Aileen O’Donoghue, an astronomer from the Department of Physics at St. Lawrence University, said that Canton winters have been affected by numerous factors. O’Donoghue recalled winters in the 1980s and 1990s having 4 feet of snow. “I have been here for 37 years myself, and we used to frequently get to 20 [degrees] below and 30 below every winter,” she said. “A lot of people were concerned that it was snowing too much — because this time last year was a lot warmer, and that is where people’s confusion is.”  

O’Donoghue referred to several areas in the North Country being affected by what’s happening in the polar ice caps. O’Donoghue noted that when the permafrost in the Arctic melted, it failed to support the vegetation and life.  

This caused decay, releasing more carbon dioxide and methane into the atmosphere. “The global picture is that the Arctic and the Antarctic are warming more than the tropics,” she said.  

According to James Pinto, a research scientist at the National Center for Atmospheric Research, many factors contributed to Canton’s climate. “There’s definitely — probably a climate change factor in here that ironically made it colder this year up here in upstate New York, but the parts of the country have been a lot warmer than normal,” he said.  
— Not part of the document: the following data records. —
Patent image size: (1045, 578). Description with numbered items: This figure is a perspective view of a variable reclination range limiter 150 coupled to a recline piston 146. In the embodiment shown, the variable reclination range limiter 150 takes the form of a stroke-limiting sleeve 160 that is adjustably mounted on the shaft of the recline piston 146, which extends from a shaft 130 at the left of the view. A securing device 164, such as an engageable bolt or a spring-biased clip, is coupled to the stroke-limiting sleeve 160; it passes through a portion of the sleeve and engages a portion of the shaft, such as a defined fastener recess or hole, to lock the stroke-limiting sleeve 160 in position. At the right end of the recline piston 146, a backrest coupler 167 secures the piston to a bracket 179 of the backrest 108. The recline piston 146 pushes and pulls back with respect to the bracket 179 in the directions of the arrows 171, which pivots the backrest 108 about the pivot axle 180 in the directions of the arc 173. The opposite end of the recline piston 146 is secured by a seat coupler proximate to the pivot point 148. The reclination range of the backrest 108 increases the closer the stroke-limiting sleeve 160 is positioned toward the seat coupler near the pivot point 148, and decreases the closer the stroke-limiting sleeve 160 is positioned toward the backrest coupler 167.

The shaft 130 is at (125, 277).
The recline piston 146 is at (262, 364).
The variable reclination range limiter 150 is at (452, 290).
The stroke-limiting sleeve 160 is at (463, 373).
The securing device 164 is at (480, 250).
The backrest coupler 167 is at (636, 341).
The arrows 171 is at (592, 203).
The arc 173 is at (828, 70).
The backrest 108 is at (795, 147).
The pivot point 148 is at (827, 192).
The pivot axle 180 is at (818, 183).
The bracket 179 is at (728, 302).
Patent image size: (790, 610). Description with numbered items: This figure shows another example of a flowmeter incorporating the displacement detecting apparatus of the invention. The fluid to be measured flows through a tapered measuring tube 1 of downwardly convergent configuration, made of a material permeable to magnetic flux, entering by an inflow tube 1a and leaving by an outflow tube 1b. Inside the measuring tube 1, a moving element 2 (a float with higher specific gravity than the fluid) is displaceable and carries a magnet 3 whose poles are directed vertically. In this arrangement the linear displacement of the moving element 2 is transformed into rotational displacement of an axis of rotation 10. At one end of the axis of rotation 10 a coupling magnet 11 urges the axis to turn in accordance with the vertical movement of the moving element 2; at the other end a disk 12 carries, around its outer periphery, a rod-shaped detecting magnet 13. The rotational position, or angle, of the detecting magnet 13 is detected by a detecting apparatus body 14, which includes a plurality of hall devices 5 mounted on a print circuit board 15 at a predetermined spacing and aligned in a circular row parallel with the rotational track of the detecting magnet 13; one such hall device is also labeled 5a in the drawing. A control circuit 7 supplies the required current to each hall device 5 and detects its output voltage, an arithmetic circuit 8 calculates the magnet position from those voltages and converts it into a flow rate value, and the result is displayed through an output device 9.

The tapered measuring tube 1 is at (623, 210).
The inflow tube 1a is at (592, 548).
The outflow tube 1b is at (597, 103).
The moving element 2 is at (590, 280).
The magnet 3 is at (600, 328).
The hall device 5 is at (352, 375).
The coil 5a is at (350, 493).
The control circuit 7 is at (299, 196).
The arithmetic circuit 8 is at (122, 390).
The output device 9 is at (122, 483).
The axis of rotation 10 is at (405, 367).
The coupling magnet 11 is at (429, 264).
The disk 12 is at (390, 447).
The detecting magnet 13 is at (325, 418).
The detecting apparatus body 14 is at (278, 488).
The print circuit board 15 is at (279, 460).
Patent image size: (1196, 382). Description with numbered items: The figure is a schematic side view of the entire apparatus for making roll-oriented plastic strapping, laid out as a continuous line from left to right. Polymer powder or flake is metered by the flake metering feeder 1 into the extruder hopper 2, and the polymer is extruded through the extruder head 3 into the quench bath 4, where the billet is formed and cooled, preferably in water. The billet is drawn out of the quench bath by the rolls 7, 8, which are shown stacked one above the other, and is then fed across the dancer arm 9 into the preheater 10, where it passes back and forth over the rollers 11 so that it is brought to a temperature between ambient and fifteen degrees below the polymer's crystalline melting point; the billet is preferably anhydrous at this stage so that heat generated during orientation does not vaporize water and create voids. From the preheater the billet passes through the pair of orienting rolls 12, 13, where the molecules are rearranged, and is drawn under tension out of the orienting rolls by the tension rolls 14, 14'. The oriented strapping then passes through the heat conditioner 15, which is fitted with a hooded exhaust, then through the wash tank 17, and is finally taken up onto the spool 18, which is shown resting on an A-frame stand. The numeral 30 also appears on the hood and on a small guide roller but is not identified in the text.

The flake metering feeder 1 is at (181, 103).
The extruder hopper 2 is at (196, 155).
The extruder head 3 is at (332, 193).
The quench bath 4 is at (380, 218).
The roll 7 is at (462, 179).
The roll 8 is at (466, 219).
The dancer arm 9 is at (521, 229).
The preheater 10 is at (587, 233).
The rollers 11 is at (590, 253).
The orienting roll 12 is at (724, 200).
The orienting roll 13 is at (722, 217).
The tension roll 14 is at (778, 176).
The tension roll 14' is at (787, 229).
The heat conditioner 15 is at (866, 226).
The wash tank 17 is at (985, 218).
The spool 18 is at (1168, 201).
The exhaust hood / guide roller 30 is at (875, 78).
Pinto said that Canton’s colder weather this year could be attributed to global warming affecting the polar vortex located in the North Pole. “The polar vortex actually gets more unstable and can split apart – and like pieces of it can drop south [North Country] over the U.S.,” he said. O’Donoghue said that a broken piece of the polar vortex fell in the jet stream loop which caused a large snowstorm in the North Country.  

Tammy Weckwerth, senior scientist at NCAR, participated in a field campaign for the University at Albany’s mesonet last year. Weckwerth said that due to weather model limitations, isolated storms became increasingly harder to predict. Her research aimed to improve forecasting models by feeding more detailed observations into the mesonet. “They are [mesonet surface stations] capable of measuring continuous temperature, pressure, winds, precipitation, soil moisture and soil temperature observations,” she said.  

According to Weckwerth, Canton’s colder weather in the past two years are not indications that our climate is getting cooler. “You would need more than just a comparison of two years to attribute it to climate change,” she said. “When there’s changes year to year, you can’t simply say that it’s due to climate change, you have to look more at the longer-term trends and variability.”